Of course sibling names should match. I cannot believe that your DH genuinely thought nobody thinks this way. I know twin boys Harry & Mason. Ridiculous
Thinking about it, all my kids match - they have the same family name. Sorted.
VestaTilley · 08/12/2020 21:29

I agree- I like it more when names match, it goes better. Nothing too twee, but I wouldn’t put Kevin with Theodore for example.

DS has a classic old name, if we have any more DC I’ll be sticking with that theme - think John, William type name.

scrivette · 08/12/2020 21:33

My eldest two have unusual names so I didn't want the third to have a popular top 20 type name (instead she got bottom 3 for her year).

I like names that go well together.

ladycarlotta · 08/12/2020 21:35

Some relatives of mine gave all their many sons very standard 60s/70s names, of the Mark, Kevin etc vibe. Then the family moved to the middle east for the father's work and their youngest child and only daughter was born there. She is freckly and fair-haired, and she has a beautiful Arabic name - let's say Noor.
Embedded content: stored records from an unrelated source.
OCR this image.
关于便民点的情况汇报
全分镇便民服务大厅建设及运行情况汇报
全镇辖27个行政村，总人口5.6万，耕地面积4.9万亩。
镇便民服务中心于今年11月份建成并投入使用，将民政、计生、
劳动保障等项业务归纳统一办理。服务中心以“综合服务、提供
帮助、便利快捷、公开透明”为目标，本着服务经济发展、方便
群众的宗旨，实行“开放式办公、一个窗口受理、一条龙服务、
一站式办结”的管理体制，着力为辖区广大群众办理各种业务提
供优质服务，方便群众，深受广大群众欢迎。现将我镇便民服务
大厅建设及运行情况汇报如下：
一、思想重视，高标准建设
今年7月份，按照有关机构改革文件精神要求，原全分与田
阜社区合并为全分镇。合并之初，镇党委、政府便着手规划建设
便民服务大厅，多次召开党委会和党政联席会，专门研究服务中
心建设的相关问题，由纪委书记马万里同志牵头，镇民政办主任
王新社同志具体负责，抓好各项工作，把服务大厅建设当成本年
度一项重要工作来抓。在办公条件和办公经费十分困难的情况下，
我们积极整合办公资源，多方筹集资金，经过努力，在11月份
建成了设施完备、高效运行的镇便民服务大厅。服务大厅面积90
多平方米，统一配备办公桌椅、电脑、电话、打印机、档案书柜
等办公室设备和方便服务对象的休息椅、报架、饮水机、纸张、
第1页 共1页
But I get what you mean about non-matching names, it's like having sisters named Vera and Lauren. They're just two totally different naming trends.

grey12 · 08/12/2020 21:37

Names should sound alright when said together because you'll do that A LOT

I spoke they shouldn't be too mismatched. Super short with super long. Super modern with super old fashioned.

grey12 · 08/12/2020 21:42

I knew a family that everyone started with LEO. 5 girls!!!! And their father has 2 brothers. All LEO-something. Some names are traditional others are very uncommon!!

MustardMitt · 08/12/2020 21:43

The more I read what people think are ridiculous pairings, the more perplexed I am that people give even a tiny shite.

Rose & Alaia is pretty. Harry & Mason is fine. Totally get why Starlight would change her name when her brother is Richard and her sister is Tracy, but Starlight isn't a name in it's own right, it is a word.

grannyinapram · 08/12/2020 21:43

@Crunchymum

Similarly having say River, Meadow, Bhodi and Jane would just be odd too!
I think those names go really well together. even Jane which, it all feels very yellow and sunshiny
SendHelp30 · 08/12/2020 21:45

@HitthatroadJack my sisters DC surnames don’t match as her eldests dad died. But their first name are all similar. Think Lily, Rosie, Daisy.

SendHelp30 · 08/12/2020 21:47

I just personally feel Mason & Roman / Harry & Jack etc would be better pairings.
But then, I have a lot of time on my hands to consider such mundane things.

There was a recent thread where OP wanted opinions on her twin boys names- Rufus & Jaxon. None of the reply’s agreed these names went very well together.

choli · 08/12/2020 21:57

I think the desire for a "matching set" of children's names is about parental vanity.

purpledagger · 08/12/2020 22:01

People have commented that my children's names go nicely together. Their names are both 5 letters and 2 syllabus, so I think they just mirror each other nicely. We didn't plan it that way.

Dsis has 3 names which go nicely and 1 which doesn't.

Sherin18 · 08/12/2020 22:06

I’ve never really considered it

Flibbertigibbet2211 · 08/12/2020 22:07

Wouldn't want rhyming names or allierative names, especially with more than two children where it would look very contrived. But it just seems sensible to choose the same sort of names - not Edith, Maria and Sky, or Richard, Michael and Jaxxon, for instance. We gave our first child three first names in order to break up what would otherwise have been too much assonance, and then deliberately gave the second child three names so that they would be even. (My mother was the middle child of three and the only one without a middle name, so always felt cheated!)